Working through our fears is difficult but rewarding work. Overcoming these perceived limitations, slowly but surely, is part of the healing process. I know this because I lived it; I can admit to having an acute fear of failure.
In high school, I was an overachiever because I didn't want to fail my classes and disappoint my parents. While I am proud of my accomplishments today, I never really felt like I was "the best" at anything in high school. I didn't crack the Top Five in my class (I came in #6), I only "won" the 1st place poetry prize because the actual first place winner was a junior and this was a senior award (I was the 2nd place winner), and I wasn't voted President of the National Honor Society. These all felt like monumental failures because someone else surpassed me, so instead of celebrating what recognition I got (many of them well-deserved in their own right), I instead focused on all the ways I had failed.
I would carry this defeatist attitude with me well into my 20s. In college, I chose a very practical teaching career rather than focus on pursuing my passions because I was afraid to fail as a writer and end up broke and relying on family for financial support. In my relationships, I was always afraid of doing or saying the wrong thing and hurting or pushing my partner away, so I always put their needs before mine. At work, I am perpetually afraid of being fired by speaking my mind, so I avoid confrontations with coworkers and keep my head down and my mouth shut even when the injustices I'd witness enrage me to no end. I once stood by and allowed the principal of my school punish the entire 7th grade class for the acts of a few, which resulted in my 7th graders having their privileges taken away even though they had done absolutely nothing to deserve that. I didn't say or do anything to fight this unfair punishment, and I convinced myself that I simply didn't have the power to change the principal's decision. And maybe that's true to an extent; maybe nothing I said or did could have changed his mind. But I regret staying silent and not being an advocate for my students.
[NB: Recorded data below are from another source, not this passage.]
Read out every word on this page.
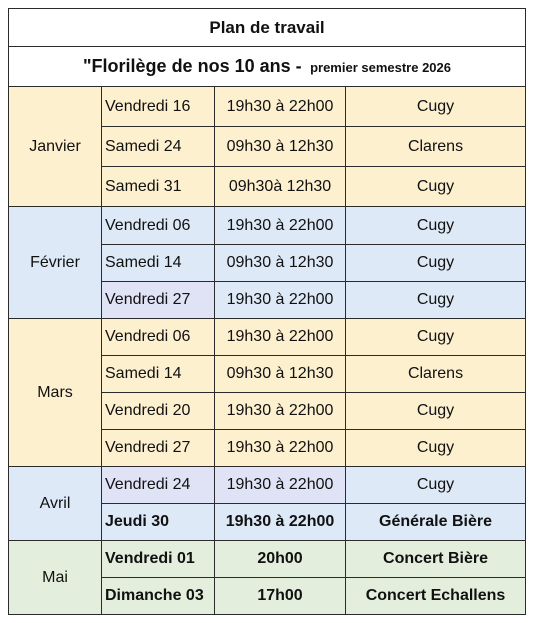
Plan de travail			
"Florilège de nos 10 ans - premier semestre 2026			
Janvier	Vendredi 16	19h30 à 22h00	Cugy
	Samedi 24	09h30 à 12h30	Clarens
	Samedi 31	09h30à 12h30	Cugy
Février	Vendredi 06	19h30 à 22h00	Cugy
	Samedi 14	09h30 à 12h30	Cugy
	Vendredi 27	19h30 à 22h00	Cugy
Mars	Vendredi 06	19h30 à 22h00	Cugy
	Samedi 14	09h30 à 12h30	Clarens
	Vendredi 20	19h30 à 22h00	Cugy
	Vendredi 27	19h30 à 22h00	Cugy
Avril	Vendredi 24	19h30 à 22h00	Cugy
	Jeudi 30	19h30 à 22h00	Générale Bière
Mai	Vendredi 01	20h00	Concert Bière
	Dimanche 03	17h00	Concert Echallens
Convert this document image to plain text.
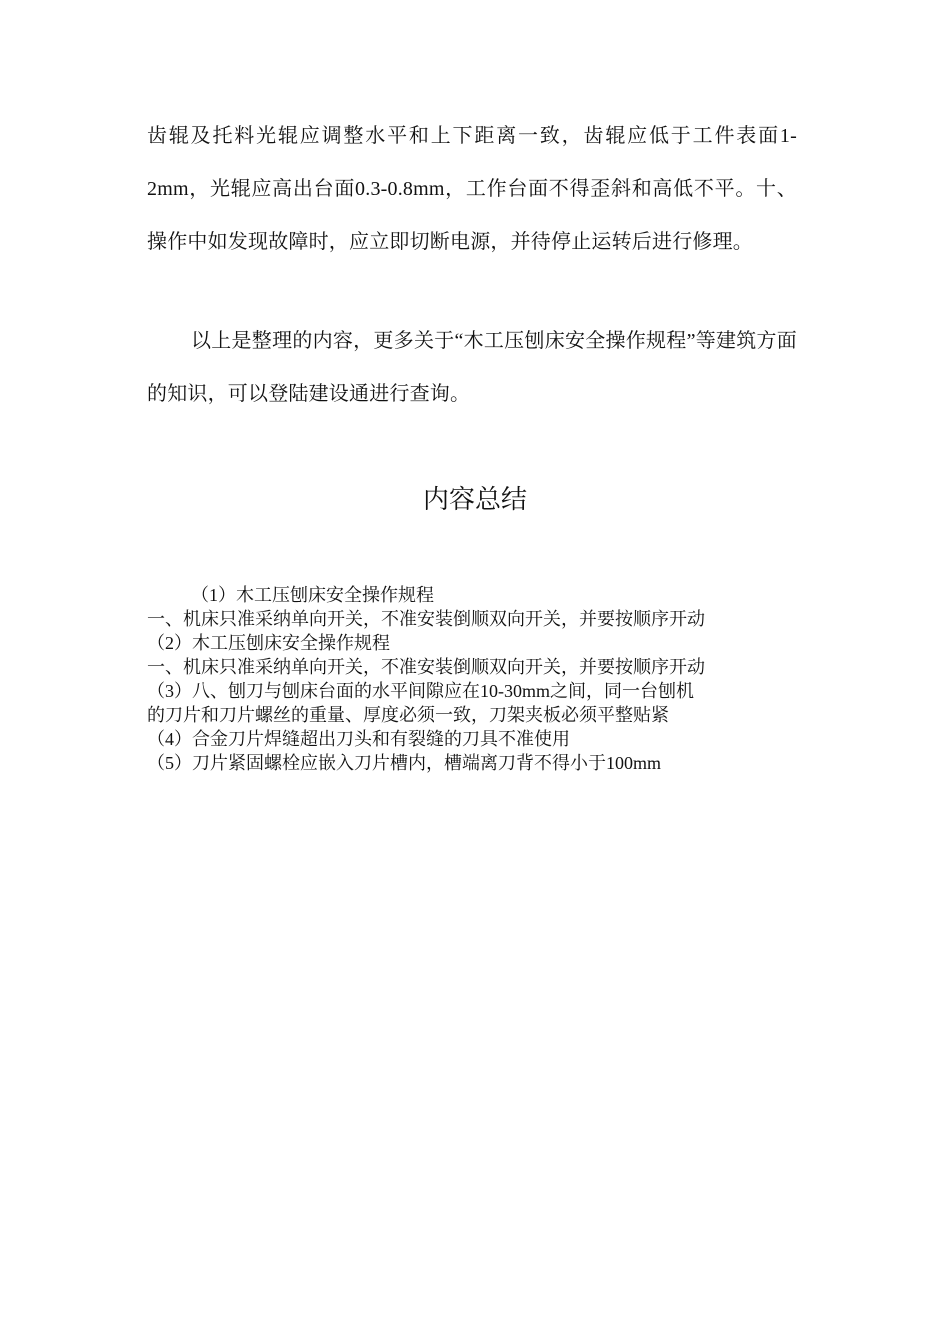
齿辊及托料光辊应调整水平和上下距离一致，齿辊应低于工件表面1-2mm，光辊应高出台面0.3-0.8mm，工作台面不得歪斜和高低不平。十、操作中如发现故障时，应立即切断电源，并待停止运转后进行修理。

以上是整理的内容，更多关于“木工压刨床安全操作规程”等建筑方面的知识，可以登陆建设通进行查询。

内容总结
（1）木工压刨床安全操作规程
一、机床只准采纳单向开关，不准安装倒顺双向开关，并要按顺序开动
（2）木工压刨床安全操作规程
一、机床只准采纳单向开关，不准安装倒顺双向开关，并要按顺序开动
（3）八、刨刀与刨床台面的水平间隙应在10-30mm之间，同一台刨机
的刀片和刀片螺丝的重量、厚度必须一致，刀架夹板必须平整贴紧
（4）合金刀片焊缝超出刀头和有裂缝的刀具不准使用
（5）刀片紧固螺栓应嵌入刀片槽内，槽端离刀背不得小于100mm
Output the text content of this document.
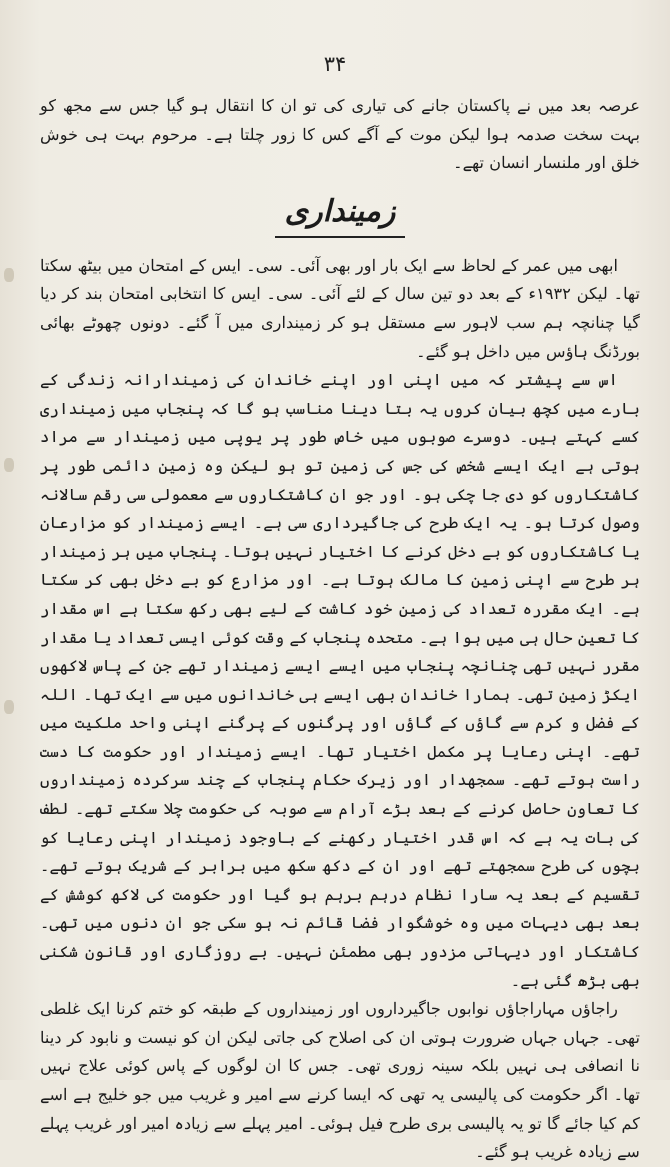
۳۴

عرصہ بعد میں نے پاکستان جانے کی تیاری کی تو ان کا انتقال ہو گیا جس سے مجھ کو بہت سخت صدمہ ہوا لیکن موت کے آگے کس کا زور چلتا ہے۔ مرحوم بہت ہی خوش خلق اور ملنسار انسان تھے۔

زمینداری

ابھی میں عمر کے لحاظ سے ایک بار اور بھی آئی۔ سی۔ ایس کے امتحان میں بیٹھ سکتا تھا۔ لیکن ۱۹۳۲ء کے بعد دو تین سال کے لئے آئی۔ سی۔ ایس کا انتخابی امتحان بند کر دیا گیا چنانچہ ہم سب لاہور سے مستقل ہو کر زمینداری میں آ گئے۔ دونوں چھوٹے بھائی بورڈنگ ہاؤس میں داخل ہو گئے۔

اس سے پیشتر کہ میں اپنی اور اپنے خاندان کی زمیندارانہ زندگی کے بارے میں کچھ بیان کروں یہ بتا دینا مناسب ہو گا کہ پنجاب میں زمینداری کسے کہتے ہیں۔ دوسرے صوبوں میں خاص طور پر یوپی میں زمیندار سے مراد ہوتی ہے ایک ایسے شخص کی جس کی زمین تو ہو لیکن وہ زمین دائمی طور پر کاشتکاروں کو دی جا چکی ہو۔ اور جو ان کاشتکاروں سے معمولی سی رقم سالانہ وصول کرتا ہو۔ یہ ایک طرح کی جاگیرداری سی ہے۔ ایسے زمیندار کو مزارعان یا کاشتکاروں کو بے دخل کرنے کا اختیار نہیں ہوتا۔ پنجاب میں ہر زمیندار ہر طرح سے اپنی زمین کا مالک ہوتا ہے۔ اور مزارع کو بے دخل بھی کر سکتا ہے۔ ایک مقررہ تعداد کی زمین خود کاشت کے لیے بھی رکھ سکتا ہے اس مقدار کا تعین حال ہی میں ہوا ہے۔ متحدہ پنجاب کے وقت کوئی ایسی تعداد یا مقدار مقرر نہیں تھی چنانچہ پنجاب میں ایسے ایسے زمیندار تھے جن کے پاس لاکھوں ایکڑ زمین تھی۔ ہمارا خاندان بھی ایسے ہی خاندانوں میں سے ایک تھا۔ اللہ کے فضل و کرم سے گاؤں کے گاؤں اور پرگنوں کے پرگنے اپنی واحد ملکیت میں تھے۔ اپنی رعایا پر مکمل اختیار تھا۔ ایسے زمیندار اور حکومت کا دست راست ہوتے تھے۔ سمجھدار اور زیرک حکام پنجاب کے چند سرکردہ زمینداروں کا تعاون حاصل کرنے کے بعد بڑے آرام سے صوبہ کی حکومت چلا سکتے تھے۔ لطف کی بات یہ ہے کہ اس قدر اختیار رکھنے کے باوجود زمیندار اپنی رعایا کو بچوں کی طرح سمجھتے تھے اور ان کے دکھ سکھ میں برابر کے شریک ہوتے تھے۔ تقسیم کے بعد یہ سارا نظام درہم برہم ہو گیا اور حکومت کی لاکھ کوشش کے بعد بھی دیہات میں وہ خوشگوار فضا قائم نہ ہو سکی جو ان دنوں میں تھی۔ کاشتکار اور دیہاتی مزدور بھی مطمئن نہیں۔ بے روزگاری اور قانون شکنی بھی بڑھ گئی ہے۔

راجاؤں مہاراجاؤں نوابوں جاگیرداروں اور زمینداروں کے طبقہ کو ختم کرنا ایک غلطی تھی۔ جہاں جہاں ضرورت ہوتی ان کی اصلاح کی جاتی لیکن ان کو نیست و نابود کر دینا نا انصافی ہی نہیں بلکہ سینہ زوری تھی۔ جس کا ان لوگوں کے پاس کوئی علاج نہیں تھا۔ اگر حکومت کی پالیسی یہ تھی کہ ایسا کرنے سے امیر و غریب میں جو خلیج ہے اسے کم کیا جائے گا تو یہ پالیسی بری طرح فیل ہوئی۔ امیر پہلے سے زیادہ امیر اور غریب پہلے سے زیادہ غریب ہو گئے۔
More than that, I regret not fighting such punitive practices in a school setting.
I am slowly working past these fears; I make more conscientious efforts to defend myself, to put myself first, to forgive myself, and to speak up. The fear is still there, but the more I do what I know needs to be done, the less afraid I feel. My hope is that I come out the other end of this very long tunnel feeling unstoppable, because fear can, above all else, paralyze you and keep you unmoving and unyielding.
But we are not meant to stand still; we are meant to move forward.